PyCSEP supports two types of earthquake forecasts that can be evaluated using the tools provided in this package.
These forecast types and the PyCSEP objects used to represent them will be explained in detail in this document.
Table of Contents
Grid-based forecasts assume that earthquakes occur in independent and discrete space-time-magnitude bins. The occurrence of these earthquakes are described only by their expected rates. This forecast format provides a general representation of seismicity that can accommodate forecasts without explicit likelihood functions, such as those created using smoothed seismicity models. Gridded forecasts can also be produced using simulation-based approaches like epidemic-type aftershock sequence models.

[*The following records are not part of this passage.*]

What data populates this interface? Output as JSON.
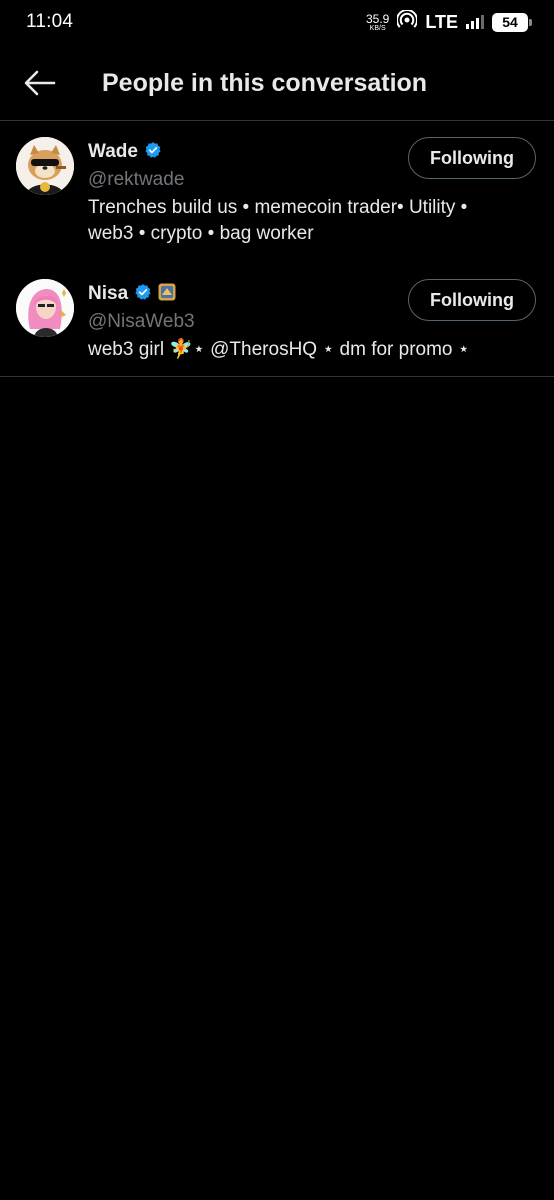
{
  "status_bar": {
    "time": "11:04",
    "net_speed_value": "35.9",
    "net_speed_unit": "KB/S",
    "network": "LTE",
    "battery": "54"
  },
  "header": {
    "title": "People in this conversation"
  },
  "people": [
    {
      "name": "Wade",
      "handle": "@rektwade",
      "bio": "Trenches build us • memecoin trader• Utility • web3 • crypto • bag worker",
      "follow_label": "Following",
      "verified": true
    },
    {
      "name": "Nisa",
      "handle": "@NisaWeb3",
      "bio": "web3 girl 🧚⋆ @TherosHQ ⋆ dm for promo ⋆",
      "follow_label": "Following",
      "verified": true
    }
  ],
  "colors": {
    "background": "#000000",
    "text_primary": "#e7e9ea",
    "text_secondary": "#71767b",
    "verified_blue": "#1d9bf0",
    "divider": "#2f3336"
  }
}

Currently, grid-based forecasts define their spatial component using a 2D Cartesian (rectangular) grid, and their magnitude bins using a 1D Cartesian (rectangular) grid. The last bin (largest magnitude) bin is assumed to continue until infinity. Forecasts use latitude and longitude to define the bin edge of the spatial grid. Typical values for the are 0.1° x 0.1° (lat x lon) and 0.1 ΔMw units. These choices are not strictly enforced and can defined according the specifications of an experiment.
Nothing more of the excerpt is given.